Riemann–Roch theorem for surfaces
- Field: Algebraic geometry
- First proof by: Guido Castelnuovo, Max Noether, Federigo Enriques
- First proof in: 1886, 1894, 1896, 1897
- Generalizations: Atiyah–Singer index theorem Grothendieck–Riemann–Roch theorem Hirzebruch–Riemann–Roch theorem
- Consequences: Riemann–Roch theorem

= Riemann–Roch theorem for surfaces =

Mathematical theorem

In mathematics, the Riemann–Roch theorem for surfaces describes the dimension of linear systems on an algebraic surface. The classical form of it was first given by Castelnuovo (1896, 1897), after preliminary versions of it were found by Noether (1886) and Enriques (1894). The sheaf-theoretic version is due to Hirzebruch.

==Statement==
One form of the Riemann-Roch theorem states that if $D$ is a divisor on a non-singular projective surface then
$\chi(D) = \chi(0) +\tfrac{1}{2} D . (D - K) \,$

where $\chi$ is the holomorphic Euler characteristic, the dot $.$ is the intersection number, and $K$ is the canonical divisor. The constant $\chi(0)$ is the holomorphic Euler characteristic of the trivial bundle, and is equal to $1 + p_a$, where $p_a$ is the arithmetic genus of the surface. For comparison, the Riemann-Roch theorem for a curve states that $\chi(D) = \chi(0) + \operatorname{deg}(D)$.

==Noether's formula==

Noether's formula states that

$\chi = \frac{c_1^2+c_2}{12} = \frac{(K.K)+e}{12}$

where χ=χ(0) is the holomorphic Euler characteristic, c_{1}^{2} = (K.K) is a Chern number and the self-intersection number of the canonical class K, and e = c_{2} is the topological Euler characteristic. It can be used to replace the
term χ(0) in the Riemann–Roch theorem with topological terms; this gives the Hirzebruch–Riemann–Roch theorem for surfaces.

==Relation to the Hirzebruch–Riemann–Roch theorem==
For surfaces, the Hirzebruch–Riemann–Roch theorem is essentially the Riemann–Roch theorem for surfaces combined with the Noether formula. To see this, recall that for each divisor D on a surface there is an invertible sheaf L = O(D) such that the linear system of D is more or less the space of sections of L.
For surfaces the Todd class is $1 + c_1(X) / 2 + (c_1(X)^2 + c_2(X)) / 12$, and the Chern character of the sheaf L is just $1 + c_1(L) + c_1(L)^2 / 2$, so the Hirzebruch–Riemann–Roch theorem states that

 $$\begin{align}
\chi(D) &= h^0(L) - h^1(L) + h^2(L)\\
&= \frac{1}{2} c_1(L)^2 + \frac{1}{2} c_1(L) \, c_1(X) + \frac{1}{12} \left(c_1(X)^2 + c_2(X)\right)
\end{align}$$

Fortunately this can be written in a clearer form as follows.
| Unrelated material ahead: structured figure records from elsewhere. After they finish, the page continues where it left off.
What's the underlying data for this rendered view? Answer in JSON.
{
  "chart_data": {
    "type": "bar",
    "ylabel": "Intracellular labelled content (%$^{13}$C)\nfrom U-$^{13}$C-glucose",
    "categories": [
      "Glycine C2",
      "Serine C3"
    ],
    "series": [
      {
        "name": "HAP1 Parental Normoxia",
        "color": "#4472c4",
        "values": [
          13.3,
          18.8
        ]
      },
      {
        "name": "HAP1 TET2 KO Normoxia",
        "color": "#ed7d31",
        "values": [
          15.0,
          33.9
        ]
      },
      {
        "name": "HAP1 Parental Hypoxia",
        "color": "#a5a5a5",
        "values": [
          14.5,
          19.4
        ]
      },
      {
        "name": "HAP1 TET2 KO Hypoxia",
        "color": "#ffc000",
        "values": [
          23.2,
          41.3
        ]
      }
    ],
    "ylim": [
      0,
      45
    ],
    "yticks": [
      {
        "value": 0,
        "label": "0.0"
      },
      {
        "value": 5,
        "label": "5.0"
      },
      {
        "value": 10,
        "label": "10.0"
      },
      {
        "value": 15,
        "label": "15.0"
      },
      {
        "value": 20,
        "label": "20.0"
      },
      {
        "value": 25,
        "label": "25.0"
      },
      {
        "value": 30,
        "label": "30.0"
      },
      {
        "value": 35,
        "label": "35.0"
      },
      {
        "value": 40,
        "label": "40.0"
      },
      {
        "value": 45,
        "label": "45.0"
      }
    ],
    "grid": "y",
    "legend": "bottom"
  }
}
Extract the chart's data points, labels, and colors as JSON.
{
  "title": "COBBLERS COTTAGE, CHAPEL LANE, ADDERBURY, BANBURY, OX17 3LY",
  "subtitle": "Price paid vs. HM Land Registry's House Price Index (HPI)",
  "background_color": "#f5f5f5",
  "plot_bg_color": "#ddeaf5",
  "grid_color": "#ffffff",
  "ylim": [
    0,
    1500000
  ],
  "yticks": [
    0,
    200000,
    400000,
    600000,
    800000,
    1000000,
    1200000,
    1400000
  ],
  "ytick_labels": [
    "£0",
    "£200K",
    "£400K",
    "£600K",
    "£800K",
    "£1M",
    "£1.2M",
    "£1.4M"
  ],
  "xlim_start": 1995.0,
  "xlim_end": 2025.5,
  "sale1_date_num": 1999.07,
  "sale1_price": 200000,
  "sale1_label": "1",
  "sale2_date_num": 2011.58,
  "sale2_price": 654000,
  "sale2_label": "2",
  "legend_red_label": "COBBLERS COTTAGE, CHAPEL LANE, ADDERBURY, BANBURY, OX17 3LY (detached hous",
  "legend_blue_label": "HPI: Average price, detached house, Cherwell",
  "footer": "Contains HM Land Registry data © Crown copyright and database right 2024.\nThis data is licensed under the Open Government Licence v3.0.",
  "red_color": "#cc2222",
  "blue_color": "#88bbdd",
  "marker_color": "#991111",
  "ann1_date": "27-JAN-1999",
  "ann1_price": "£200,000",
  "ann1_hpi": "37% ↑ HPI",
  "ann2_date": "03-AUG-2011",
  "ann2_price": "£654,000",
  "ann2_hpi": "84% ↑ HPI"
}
First putting D = 0 shows that

 $\chi(0) = \frac{1}{12}\left(c_1(X)^2 + c_2(X)\right)$ (Noether's formula)

For invertible sheaves (line bundles) the second Chern class vanishes. The products of second cohomology classes can be identified with intersection numbers in the Picard group, and we get a more classical version of Riemann Roch for surfaces:

 $\chi(D) = \chi(0) + \frac{1}{2}(D.D - D.K)$

If we want, we can use Serre duality to express h^{2}(O(D)) as h^{0}(O(K − D)), but unlike the case of curves there is in general no easy way to write the h^{1}(O(D)) term in a form not involving sheaf cohomology (although in practice it often vanishes).

==Early versions==
The earliest forms of the Riemann-Roch theorem for surfaces were often stated as an inequality rather than an equality, because there was no direct geometric description of first cohomology groups.
A typical example is given by Zariski (1995), which states that

$r\ge n-\pi+p_a+1-i$

where
- r is the dimension of the complete linear system |D| of a divisor D (so r = h^{0}(O(D)) −1)
- n is the virtual degree of D, given by the self-intersection number (D.D)
- π is the virtual genus of D, equal to 1 + (D.D + K.D)/2
- p_{a} is the arithmetic genus χ(O_{F}) − 1 of the surface
- i is the index of speciality of D, equal to dim H^{0}(O(K − D)) (which by Serre duality is the same as dim H^{2}(O(D))).

The difference between the two sides of this inequality was called the superabundance s of the divisor D.
Comparing this inequality with the sheaf-theoretic version of the Riemann-Roch theorem shows that the superabundance of D is given by s = dim H^{1}(O(D)). The divisor D was called regular if i = s = 0 (or in other words if all higher cohomology groups of O(D) vanish) and superabundant if s > 0.